We still need to find $\mu(\hat{0}, \hat{1})$. By the definition of the Moebius function, we know that
$$ \mu(\hat{0}, \hat{1}) = -\sum_{\hat{0}\leq\mathcal{B}<\hat{1}}\mu(\hat{0},\mathcal{B}) $$
This sum is taken over all partitions that satisfy our above condition. Since we know the Moebius function for all of these in terms of the multiplicities $m_1, m_2, \dots, m_n$. This is a straightforward multinomial counting exercise. Given multiplicities $m_1, \dots, m_n$ such that $\sum_i im_i = n$, the number of partitions of an $n$-set with $m_i$ blocks of size $i$ is
$$ \frac{n!}{m_1!(1!)^{m_1}m_2!(2!)^{m_2}\cdots m_n!(n!)^{m_n}} $$
So we get
\begin{align*} \mu(\hat{0}, \hat{1}) &= -\sum_{\hat{0}\leq\mathcal{B}<\hat{1}}\mu(\hat{0}, \mathcal{B}) \\ &= - \sum \frac{(-1)^{n-\ell}(2!)^{m_3}(3!)^{m_4}\cdots ((n-1)!)^{m_n}n!}{m_1!(1!)^{m_1}m_2!(2!)^{m_2}\cdots m_n!(n!)^{m_n}} \\ &= - \sum \frac{(-1)^{n-\ell}n!}{m_1!1^{m_1}m_2!2^{m_2}\cdots m_n!n^{m_n}} \end{align*}
where the latter sums are over $m_1,\dots,m_n$ such that $\sum_i im_i = n$ and $\ell := \sum_i m_i > n-d$.
Now we use a fact from the theory of hyperplane arrangements that the number of regions of the arrangement is given by an alternating sum of the Moebius function of the intersection poset.

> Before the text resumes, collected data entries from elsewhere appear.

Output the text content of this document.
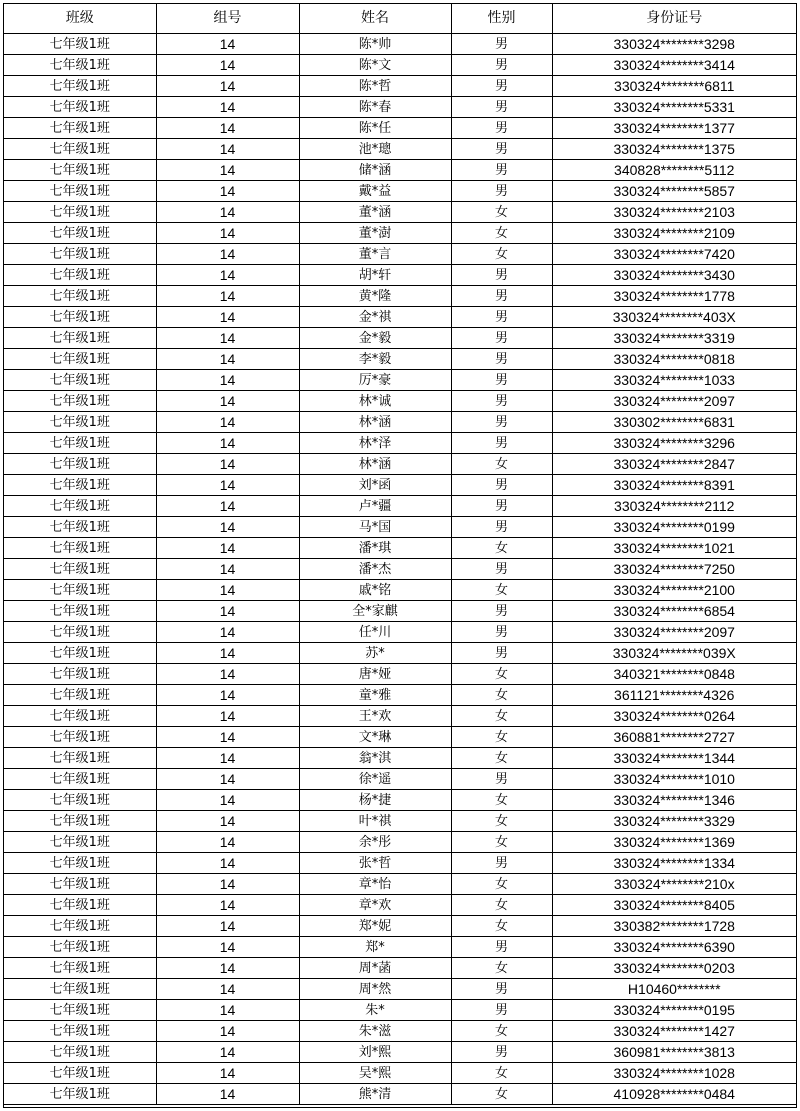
班级	组号	姓名	性别	身份证号
七年级1班	14	陈*帅	男	330324********3298
七年级1班	14	陈*文	男	330324********3414
七年级1班	14	陈*哲	男	330324********6811
七年级1班	14	陈*春	男	330324********5331
七年级1班	14	陈*任	男	330324********1377
七年级1班	14	池*璁	男	330324********1375
七年级1班	14	储*涵	男	340828********5112
七年级1班	14	戴*益	男	330324********5857
七年级1班	14	董*涵	女	330324********2103
七年级1班	14	董*澍	女	330324********2109
七年级1班	14	董*言	女	330324********7420
七年级1班	14	胡*轩	男	330324********3430
七年级1班	14	黄*隆	男	330324********1778
七年级1班	14	金*祺	男	330324********403X
七年级1班	14	金*毅	男	330324********3319
七年级1班	14	李*毅	男	330324********0818
七年级1班	14	厉*豪	男	330324********1033
七年级1班	14	林*诚	男	330324********2097
七年级1班	14	林*涵	男	330302********6831
七年级1班	14	林*泽	男	330324********3296
七年级1班	14	林*涵	女	330324********2847
七年级1班	14	刘*函	男	330324********8391
七年级1班	14	卢*疆	男	330324********2112
七年级1班	14	马*国	男	330324********0199
七年级1班	14	潘*琪	女	330324********1021
七年级1班	14	潘*杰	男	330324********7250
七年级1班	14	戚*铭	女	330324********2100
七年级1班	14	全*家麒	男	330324********6854
七年级1班	14	任*川	男	330324********2097
七年级1班	14	苏*	男	330324********039X
七年级1班	14	唐*娅	女	340321********0848
七年级1班	14	童*雅	女	361121********4326
七年级1班	14	王*欢	女	330324********0264
七年级1班	14	文*琳	女	360881********2727
七年级1班	14	翁*淇	女	330324********1344
七年级1班	14	徐*遥	男	330324********1010
七年级1班	14	杨*捷	女	330324********1346
七年级1班	14	叶*祺	女	330324********3329
七年级1班	14	余*彤	女	330324********1369
七年级1班	14	张*哲	男	330324********1334
七年级1班	14	章*怡	女	330324********210x
七年级1班	14	章*欢	女	330324********8405
七年级1班	14	郑*妮	女	330382********1728
七年级1班	14	郑*	男	330324********6390
七年级1班	14	周*菡	女	330324********0203
七年级1班	14	周*然	男	H10460********
七年级1班	14	朱*	男	330324********0195
七年级1班	14	朱*滋	女	330324********1427
七年级1班	14	刘*熙	男	360981********3813
七年级1班	14	吴*熙	女	330324********1028
七年级1班	14	熊*清	女	410928********0484
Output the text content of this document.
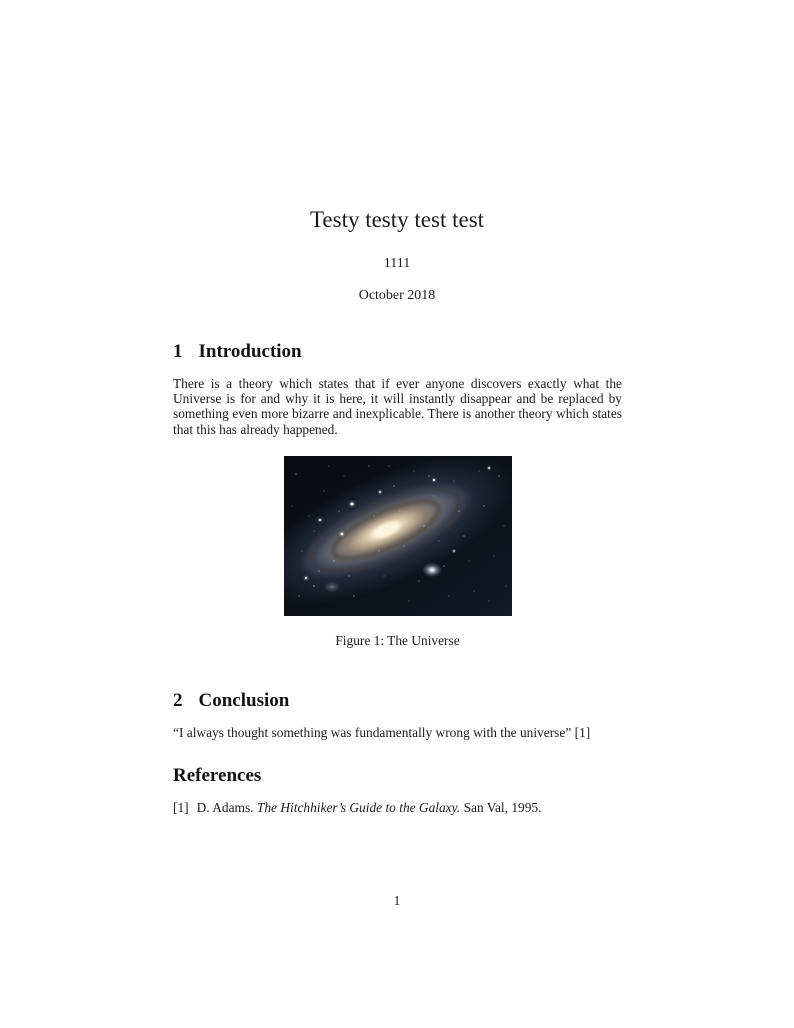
Testy testy test test
1111
October 2018
1 Introduction

There is a theory which states that if ever anyone discovers exactly what the Universe is for and why it is here, it will instantly disappear and be replaced by something even more bizarre and inexplicable. There is another theory which states that this has already happened.

Figure 1: The Universe
2 Conclusion

“I always thought something was fundamentally wrong with the universe” [1]

References
[1] D. Adams. The Hitchhiker’s Guide to the Galaxy. San Val, 1995.
1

$$ r(H) = (-1)^d\sum_{\mathcal{B}\in\mathcal{P}}(-1)^{\mathrm{dim}(H_\mathcal{B})}\mu(\hat{0}, \mathcal{B}) $$
where $\mathcal{P}$ is the intersection poset. In the case at hand, this becomes
\begin{align*} M(n,d) =& (-1)^{d}\mu(\hat{0},\hat{1}) + \sum_{\hat{0}\leq\mathcal{B}<\hat{1}}(-1)^{|\mathcal{B}|-n}\mu(\hat{0},\mathcal{B}) \\ =& (-1)^{d+1}\sum \frac{(-1)^{n-\ell}n!}{m_1!1^{m_1}m_2!2^{m_2}\cdots m_n!n^{m_n}} + \sum \frac{n!}{m_1!1^{m_1}m_2!2^{m_2}\cdots m_n!n^{m_n}} \\ =& \sum \frac{((-1)^{n-\ell+d+1}+1)n!}{m_1!1^{m_1}m_2!2^{m_2}\cdots m_n!n^{m_n}} \end{align*}
And finally note that $(-1)^{n-\ell+d+1} + 1$ is $2$ when the parity condition is satisfied and $0$ otherwise.